The abv suggestions will be of great help(if they r implemented) to 'arrest the current slide' in short term, but in long term we really should look to build the players' 'mind-set' in a way that they look at things on a level-head rather than leaning towards either Malingas or Arjunas :)

MyTwoCents's picture
Member since:
25 January 2013
Last activity:
1 day 21 hours

Thanks for your comments Lanka1.
Uppercut_7 - Of course the excemptions should be made based on SLC appointed experts. For example, it might just be that Dr Eliyantha White grabbing the players by their balls and kicking them in their tummy to see if they are fit for a 5 day match :)

UppercuT's picture
Member since:
19 October 2011
Last activity:
21 hours 45 min

:D))))))))) Dr. White!!! Watever happened to that guy?? Hopefully nowhere near the SL TEAM anymore!

(Last edited by UppercuT on February 23, 2013 - 15:35)
Theekshana Somaratna's picture
Member since:
14 April 2012
Last activity:
1 year 30 weeks

@mytwocents : you should now term your blog "my two dollars" :) i like the balance you try to achieve which is not always easy for me. btw i have been fortunate to have good editing. and i am going to pick on your method of linking to other related articles.

one differing point of view that i have is the synthesis you suggest of the GOSL - GOI relationship and BCCI - SLC relationship (thats my reading). i blv that GOI wd care whether they get Sampur not whether we play in IPL. true in both relationships we are dependent on them (one due to intl pressure and proximity, one due to money) but i would suggest the two relationships are not significantly interlinked.

MyTwoCents's picture
Member since:
25 January 2013
Last activity:
1 day 21 hours

Good point Theekshana...perhaps the two does not have to be linked...

Maithri89's picture
Member since:
30 May 2009
Last activity:
44 weeks 1 day

Great post.

But I fear that because of the financial situation, SLC will much rather jump into bed with the BCCI than upset them.

As for the Malinga v Arjuna debate, I don't think many players will be on either extremes.

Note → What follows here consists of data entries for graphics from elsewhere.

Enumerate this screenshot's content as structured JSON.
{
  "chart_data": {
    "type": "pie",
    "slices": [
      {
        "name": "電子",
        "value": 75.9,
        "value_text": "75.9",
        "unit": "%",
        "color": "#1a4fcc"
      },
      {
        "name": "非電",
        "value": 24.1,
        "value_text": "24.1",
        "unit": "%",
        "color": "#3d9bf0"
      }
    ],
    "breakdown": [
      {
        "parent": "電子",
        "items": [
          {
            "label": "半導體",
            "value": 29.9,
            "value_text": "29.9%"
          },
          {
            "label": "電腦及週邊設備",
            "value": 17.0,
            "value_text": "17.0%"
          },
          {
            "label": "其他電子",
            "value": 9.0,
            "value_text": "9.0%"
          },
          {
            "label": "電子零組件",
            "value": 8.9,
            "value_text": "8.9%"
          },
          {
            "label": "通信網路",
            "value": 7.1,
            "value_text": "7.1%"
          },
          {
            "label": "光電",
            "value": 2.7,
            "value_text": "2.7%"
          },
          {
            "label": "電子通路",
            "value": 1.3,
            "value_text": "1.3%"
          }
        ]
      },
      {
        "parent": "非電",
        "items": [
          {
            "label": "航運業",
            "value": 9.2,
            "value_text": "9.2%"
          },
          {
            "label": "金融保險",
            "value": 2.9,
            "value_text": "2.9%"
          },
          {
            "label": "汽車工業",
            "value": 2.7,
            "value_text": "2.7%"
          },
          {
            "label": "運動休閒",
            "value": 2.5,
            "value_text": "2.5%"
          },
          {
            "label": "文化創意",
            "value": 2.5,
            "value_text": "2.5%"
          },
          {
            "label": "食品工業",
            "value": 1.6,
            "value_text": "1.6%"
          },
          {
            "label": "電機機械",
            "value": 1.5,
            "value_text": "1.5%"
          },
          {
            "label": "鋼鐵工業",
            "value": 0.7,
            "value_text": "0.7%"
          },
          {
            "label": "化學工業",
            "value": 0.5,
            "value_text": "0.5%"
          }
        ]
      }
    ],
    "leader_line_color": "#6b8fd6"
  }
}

Lasith plays T20s around the world primarily because his knees can't hack Test cricket. If he were still a Test player I wonder whether he would make the same decisions? I'd like to think not, but we just don't know.

And Arjuna is a hardline traditionalist and I think there is a lot to be said for his stance, but like you mentioned you cannot deny a player his opportunity to earn more money.

Like Uppercut eluded to, the solution might be somewhere in between.